Thursday, February 4, 2010

Vampire books etc

As a present my newly married older brother bought me the complete Stookie Stackhouse novels. They have recently been turned into the excellent TV show "True Blood" - which was written by the quite frankly fantastic Alan Ball (not the dead ginger footballer, someone else) he also wrote one of the best shows to come from America in the last ten years "Six Feet Under".

And since she was in it, and I appreciate her aesthetics qualities, here is a picture of Lauren Ambrose who was in "Six Feet Under".
Any way, back to the books. Written by Charline Harris, who looks like this:

Don't know why but I didn't think she would look like this. But she looks happy and she is at a signing and she is signing a book so I would imagine more than one person turned up. So she is popular.

I have just finished the first book, "Dead until Dark", all the titles have the word dead in them. As Vampires are dead. So they are based on a firm grasp of logic. I have to admit that I was sceptical about whether or not I would like these books. As I thought they were targeted firmly towards women. Like Twilight. But I have read it, as previously hinted, and it is really good. The characterisation is immersing, especially given the fact that it is a first person narrative. However, rather cleverly, Harris has given her protagonist - Sookie - mind reading abilities which allows the reader to temporarily to hijack their internal monologues. Which usually run as an italicised stream of consciousness.

The plot basically revolves around the romance between Sookie and a Vampire named Bill. Vampires came "out of the coffin" two years ago when the Japanese invented a synthetic blood which Vampires find as nutritious as human blood. And there is a killer on the loose. Not saying who it is, unless you have seen the show then you'll already know. So after Jason has killed three of four waitresses Bill fights him in a really exciting finale.

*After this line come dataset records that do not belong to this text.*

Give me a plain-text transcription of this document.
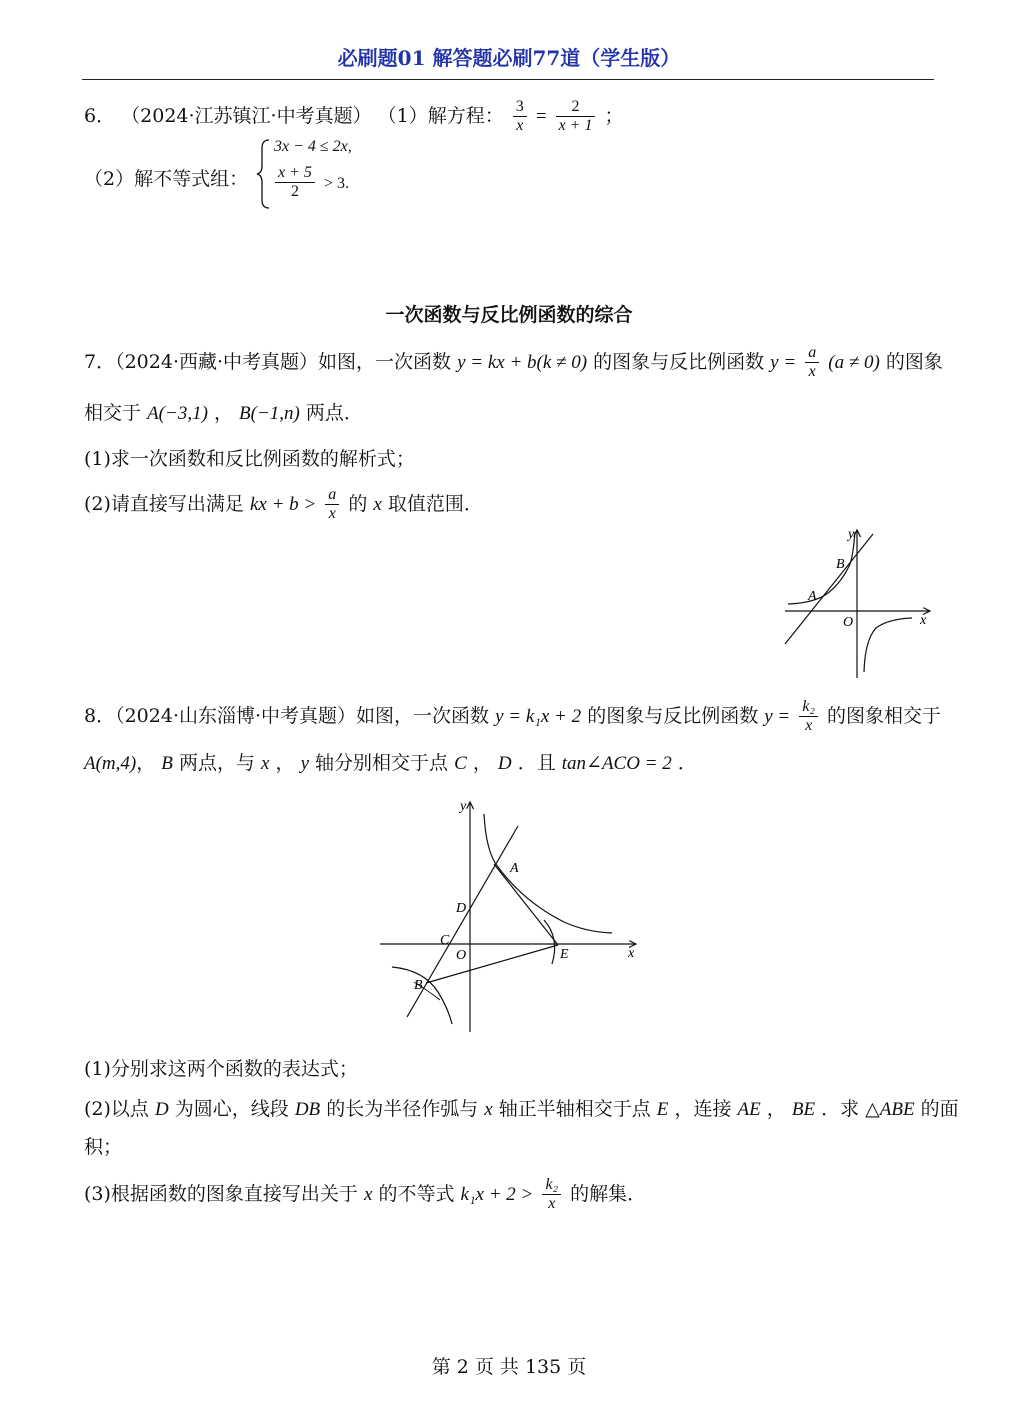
必刷题01 解答题必刷77道（学生版）
6． （2024·江苏镇江·中考真题） （1）解方程： $\frac{3}{x} = \frac{2}{x + 1}$ ；
（2）解不等式组：
3x − 4 ≤ 2x,
$\frac{x + 5}{2} > 3$.
一次函数与反比例函数的综合
7．（2024·西藏·中考真题）如图，一次函数 y = kx + b(k ≠ 0) 的图象与反比例函数 $y = \frac{a}{x} (a \ne 0)$ 的图象
相交于 A(−3,1) ， B(−1,n) 两点．
(1)求一次函数和反比例函数的解析式；
(2)请直接写出满足 kx + $b > \frac{a}{x}$ 的 x 取值范围．
y
x
O
A
B
8．（2024·山东淄博·中考真题）如图，一次函数 y = k₁x + 2 的图象与反比例函数 $y = \frac{\text{k₂}}{x}$ 的图象相交于
A(m,4)， B 两点，与 x ， y 轴分别相交于点 C ， D ．且 tan∠ACO = 2 ．
y
x
O
A
B
C
D
E
(1)分别求这两个函数的表达式；
(2)以点 D 为圆心，线段 DB 的长为半径作弧与 x 轴正半轴相交于点 E ，连接 AE ， BE ．求 △ABE 的面
积；
(3)根据函数的图象直接写出关于 x 的不等式 $k_1x + 2 > \frac{\text{k₂}}{x}$ 的解集．
第 2 页 共 135 页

But this got me thinking of the comparisons between this series and the other famous Vampire love story. Namely that piece of shite that is Twilight. Both feature lonely marginalised women in love with dangerous romantic type outsiders. But if Twilight is aimed at the teen market and is a way of making teenager stay celebate before marriage. You could argue that the Twilight series is such a success because it captured the Vampire zeitgeist and the lovers are, due to ones mortality, ultimately doomed. Like Romeo and Juliet they are meant to be opposites, like Peter and Katie they are divided by culture, but like these two they must be doomed. Now I have not read them so they may end up living forever together in a semi-detached in a suburb of a major town. Probably not.